W piątek w amerykańskim stanie Alaska ma dojść do spotkania prezydenta USA Donalda Trumpa z przywódcą Rosji Władimirem Putinem. W rozmowach poprzedzających to wydarzenie europejscy liderzy, prezydent Ukrainy Wołodymyr Zełenski oraz przedstawiciele NATO podkreślają konieczność obrony interesów Kijowa i zapewnienia, iż żadne decyzje nie zapadną bez udziału Ukrainy.

Podczas konferencji prasowej w Berlinie z kanclerzem Niemiec Friedrichem Merzem, Zełenski wyraził nadzieję, iż głównym tematem rozmów na Alasce będzie „natychmiastowe zawieszenie broni”. Jak ujawnił, Donald Trump zaproponował bezpośredni kontakt po spotkaniu z Putinem. Chciał omówić ewentualne ustalenia i wspólnie wyznaczyć kolejne kroki.

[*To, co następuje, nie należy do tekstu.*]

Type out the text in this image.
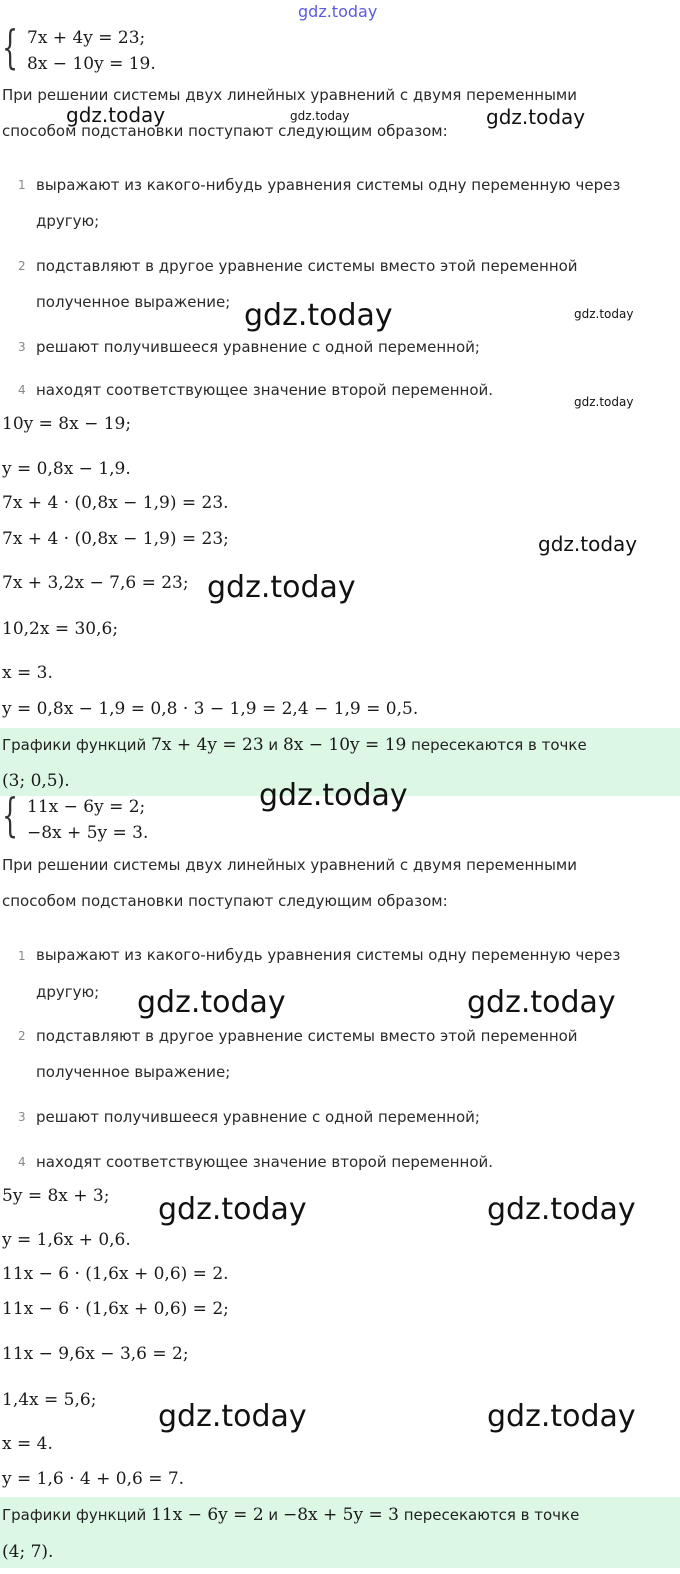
gdz.today
{ 7x + 4y = 23;
8x − 10y = 19.
При решении системы двух линейных уравнений с двумя переменными
способом подстановки поступают следующим образом:
1 выражают из какого-нибудь уравнения системы одну переменную через
другую;
2 подставляют в другое уравнение системы вместо этой переменной
полученное выражение;
3 решают получившееся уравнение с одной переменной;
4 находят соответствующее значение второй переменной.
10y = 8x − 19;
y = 0,8x − 1,9.
7x + 4 · (0,8x − 1,9) = 23.
7x + 4 · (0,8x − 1,9) = 23;
7x + 3,2x − 7,6 = 23;
10,2x = 30,6;
x = 3.
y = 0,8x − 1,9 = 0,8 · 3 − 1,9 = 2,4 − 1,9 = 0,5.
Графики функций 7x + 4y = 23 и 8x − 10y = 19 пересекаются в точке
(3; 0,5).
{ 11x − 6y = 2;
−8x + 5y = 3.
При решении системы двух линейных уравнений с двумя переменными
способом подстановки поступают следующим образом:
1 выражают из какого-нибудь уравнения системы одну переменную через
другую;
2 подставляют в другое уравнение системы вместо этой переменной
полученное выражение;
3 решают получившееся уравнение с одной переменной;
4 находят соответствующее значение второй переменной.
5y = 8x + 3;
y = 1,6x + 0,6.
11x − 6 · (1,6x + 0,6) = 2.
11x − 6 · (1,6x + 0,6) = 2;
11x − 9,6x − 3,6 = 2;
1,4x = 5,6;
x = 4.
y = 1,6 · 4 + 0,6 = 7.
Графики функций 11x − 6y = 2 и −8x + 5y = 3 пересекаются в точке
(4; 7).
gdz.today	gdz.today	gdz.today
gdz.today	gdz.today
gdz.today
gdz.today
gdz.today
gdz.today
gdz.today	gdz.today
gdz.today	gdz.today
gdz.today	gdz.today
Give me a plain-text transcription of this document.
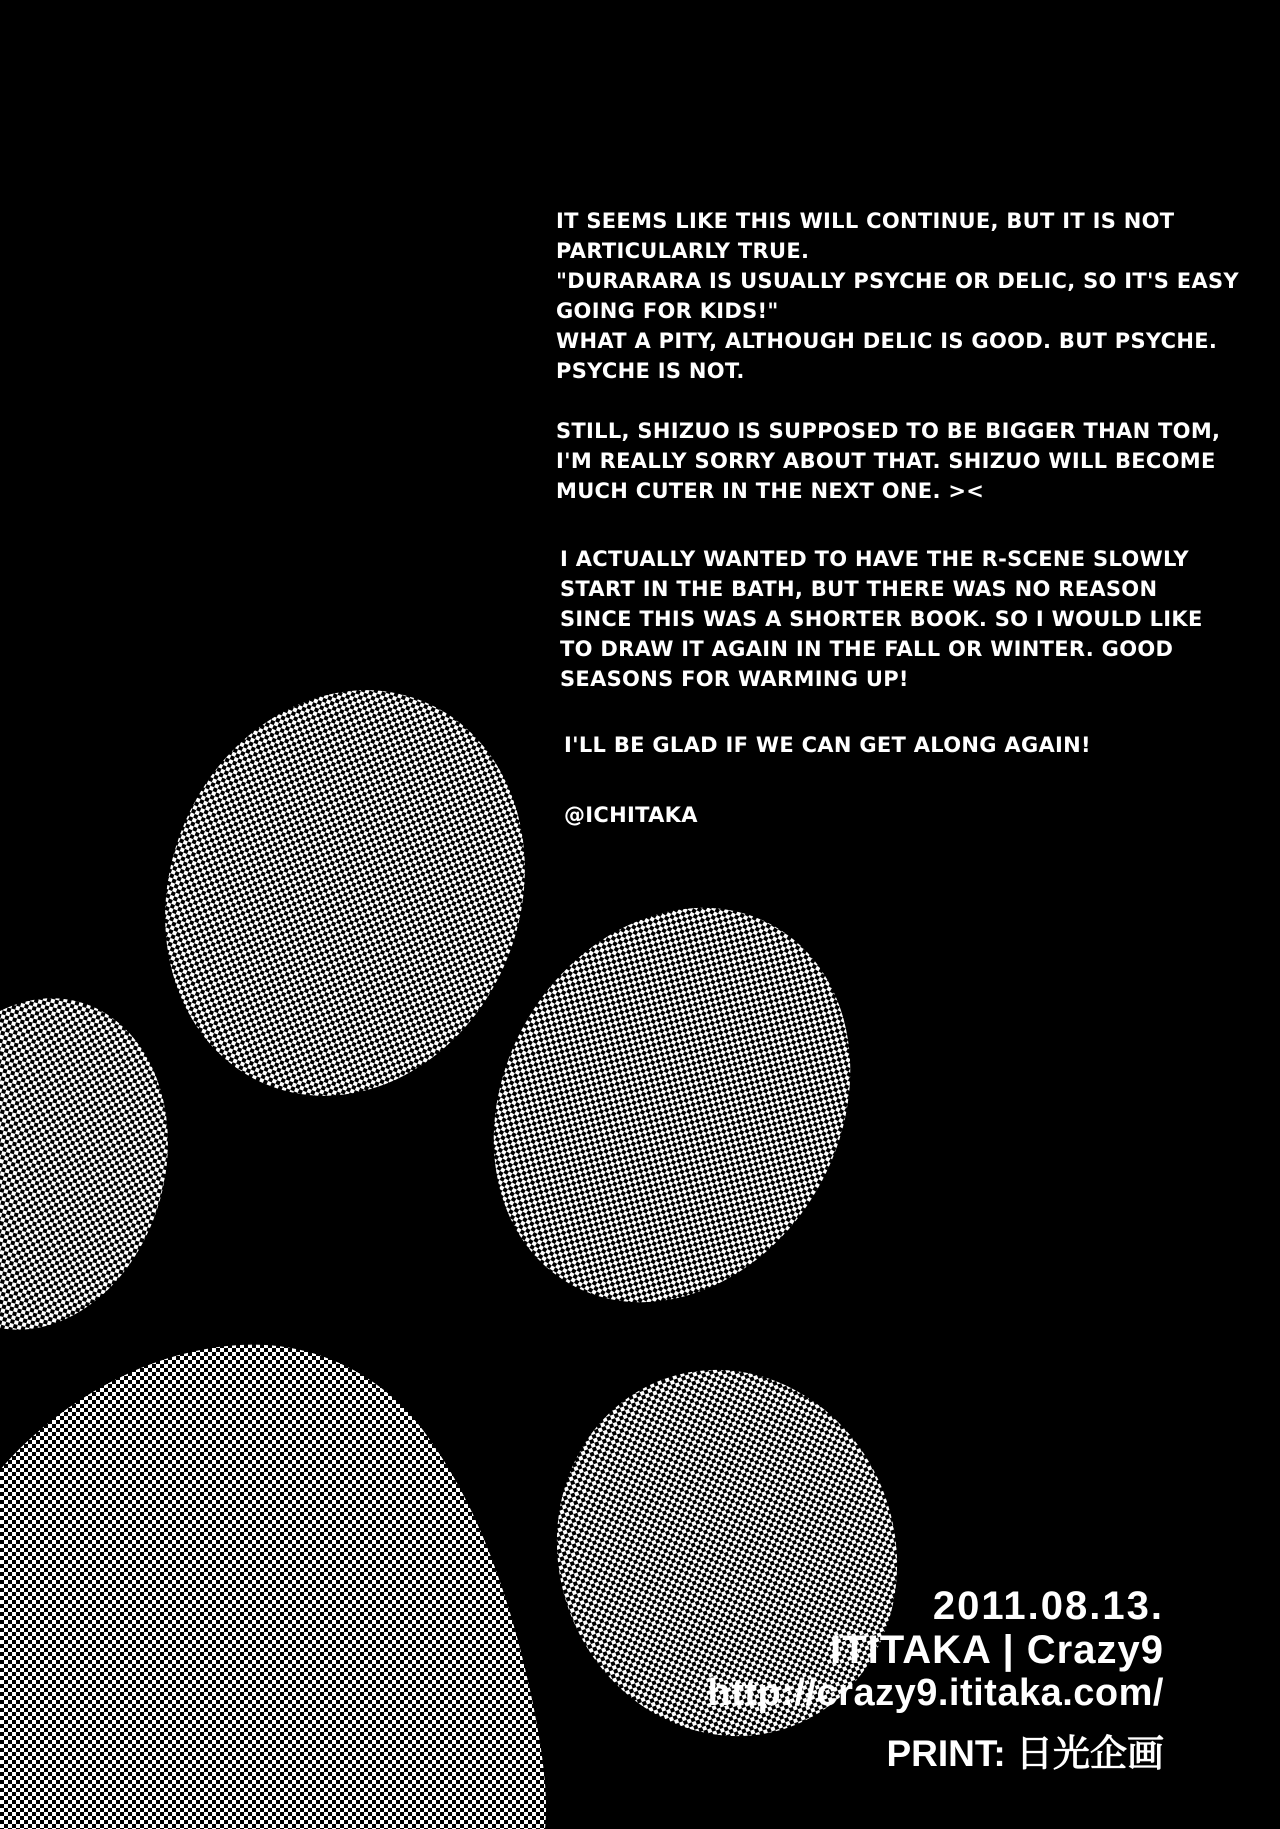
IT SEEMS LIKE THIS WILL CONTINUE, BUT IT IS NOT
PARTICULARLY TRUE.
"DURARARA IS USUALLY PSYCHE OR DELIC, SO IT'S EASY
GOING FOR KIDS!"
WHAT A PITY, ALTHOUGH DELIC IS GOOD. BUT PSYCHE.
PSYCHE IS NOT.

STILL, SHIZUO IS SUPPOSED TO BE BIGGER THAN TOM,
I'M REALLY SORRY ABOUT THAT. SHIZUO WILL BECOME
MUCH CUTER IN THE NEXT ONE. ><

I ACTUALLY WANTED TO HAVE THE R-SCENE SLOWLY
START IN THE BATH, BUT THERE WAS NO REASON
SINCE THIS WAS A SHORTER BOOK. SO I WOULD LIKE
TO DRAW IT AGAIN IN THE FALL OR WINTER. GOOD
SEASONS FOR WARMING UP!

I'LL BE GLAD IF WE CAN GET ALONG AGAIN!

@ICHITAKA

2011.08.13.
ITITAKA | Crazy9
http://crazy9.ititaka.com/
PRINT: 日光企画
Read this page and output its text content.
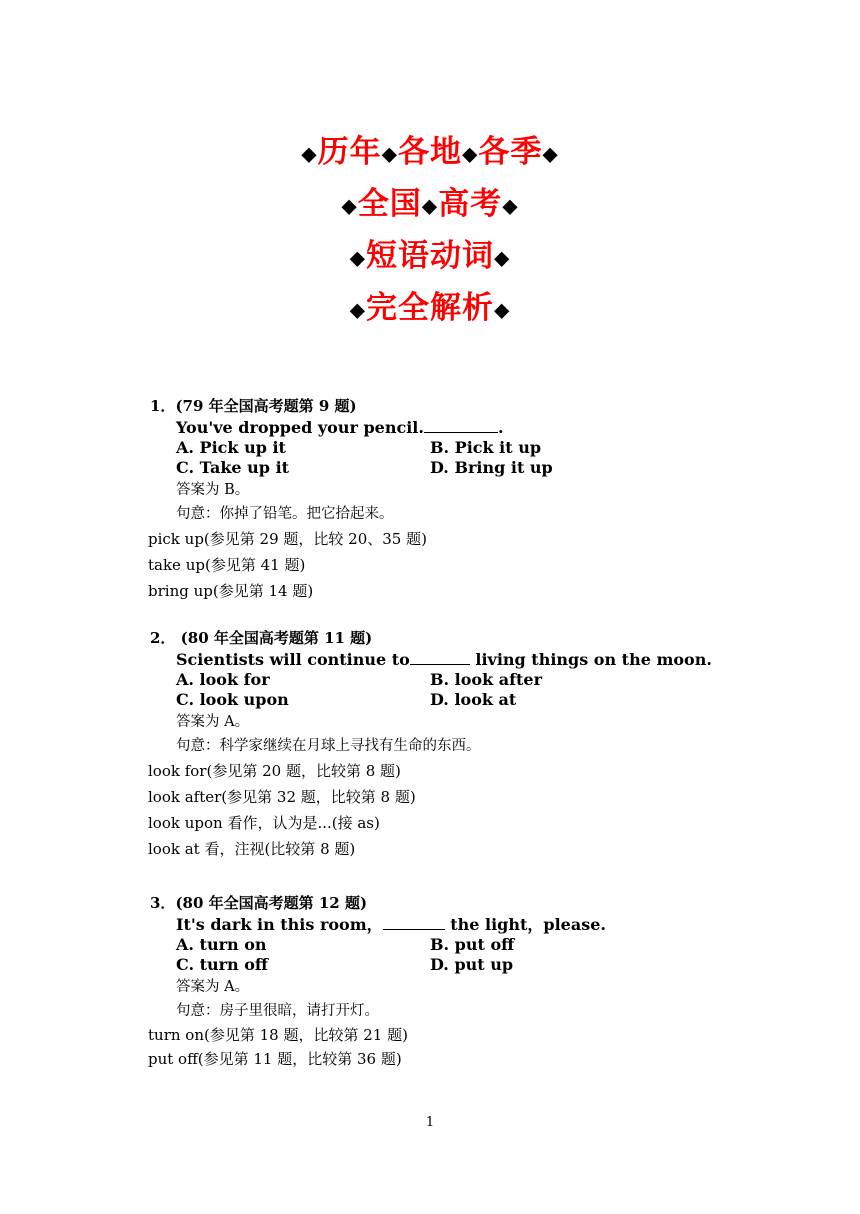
◆历年◆各地◆各季◆
◆全国◆高考◆
◆短语动词◆
◆完全解析◆
1．(79 年全国高考题第 9 题)
You've dropped your pencil.	.
A. Pick up it	B. Pick it up
C. Take up it	D. Bring it up
答案为 B。
句意：你掉了铅笔。把它拾起来。
pick up(参见第 29 题，比较 20、35 题)
take up(参见第 41 题)
bring up(参见第 14 题)
2． (80 年全国高考题第 11 题)
Scientists will continue to	living things on the moon.
A. look for	B. look after
C. look upon	D. look at
答案为 A。
句意：科学家继续在月球上寻找有生命的东西。
look for(参见第 20 题，比较第 8 题)
look after(参见第 32 题，比较第 8 题)
look upon 看作，认为是...(接 as)
look at 看，注视(比较第 8 题)
3．(80 年全国高考题第 12 题)
It's dark in this room，	the light，please.
A. turn on	B. put off
C. turn off	D. put up
答案为 A。
句意：房子里很暗，请打开灯。
turn on(参见第 18 题，比较第 21 题)
put off(参见第 11 题，比较第 36 题)
1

Prezydent Ukrainy podkreślił też, iż jego stanowisko w sprawie ustępstw terytorialnych pozostaje niezmienne. – Żadne kwestie dotyczące jedności terytorialnej naszego państwa nie mogą być omawiane bez udziału Ukrainy i jej narodu – zaznaczył.

Europa i NATO wzmacniają wspólne stanowisko

Kanclerz Merz stwierdził, iż podczas rozmów w USA muszą zostać zachowane interesy bezpieczeństwa Ukrainy i Europy. – W przypadku fiaska negocjacji należy zwiększyć presję na Rosję – podkreślił.

Z kolei przewodnicząca Komisji Europejskiej Ursula von der Leyen poinformowała, iż Europa, USA i NATO „wzmocniły wspólne stanowisko wobec Ukrainy” i będą działać w ścisłej koordynacji. Sekretarz generalny NATO Mark Rutte ocenił, iż sojusznicy są zjednoczeni w dążeniu do „sprawiedliwego i trwałego pokoju”, dodając, iż „piłka jest teraz po stronie Putina”.

Kancelaria Prezydenta RP poinformowała, iż podczas wideokonferencji z udziałem Trumpa i Zełenskiego Polskę reprezentował prezydent Karol Nawrocki. Premier uczestniczył natomiast w spotkaniach europejskich liderów bez udziału prezydenta USA.

Planowane rozmowy Trump–Putin na Alasce będą pierwszym bezpośrednim spotkaniem przywódców od czasu rozpoczęcia nowej fazy działań wojennych w Ukrainie. Ich wynik może mieć istotne znaczenie dla przyszłości konfliktu i kształtu ewentualnego procesu pokojowego.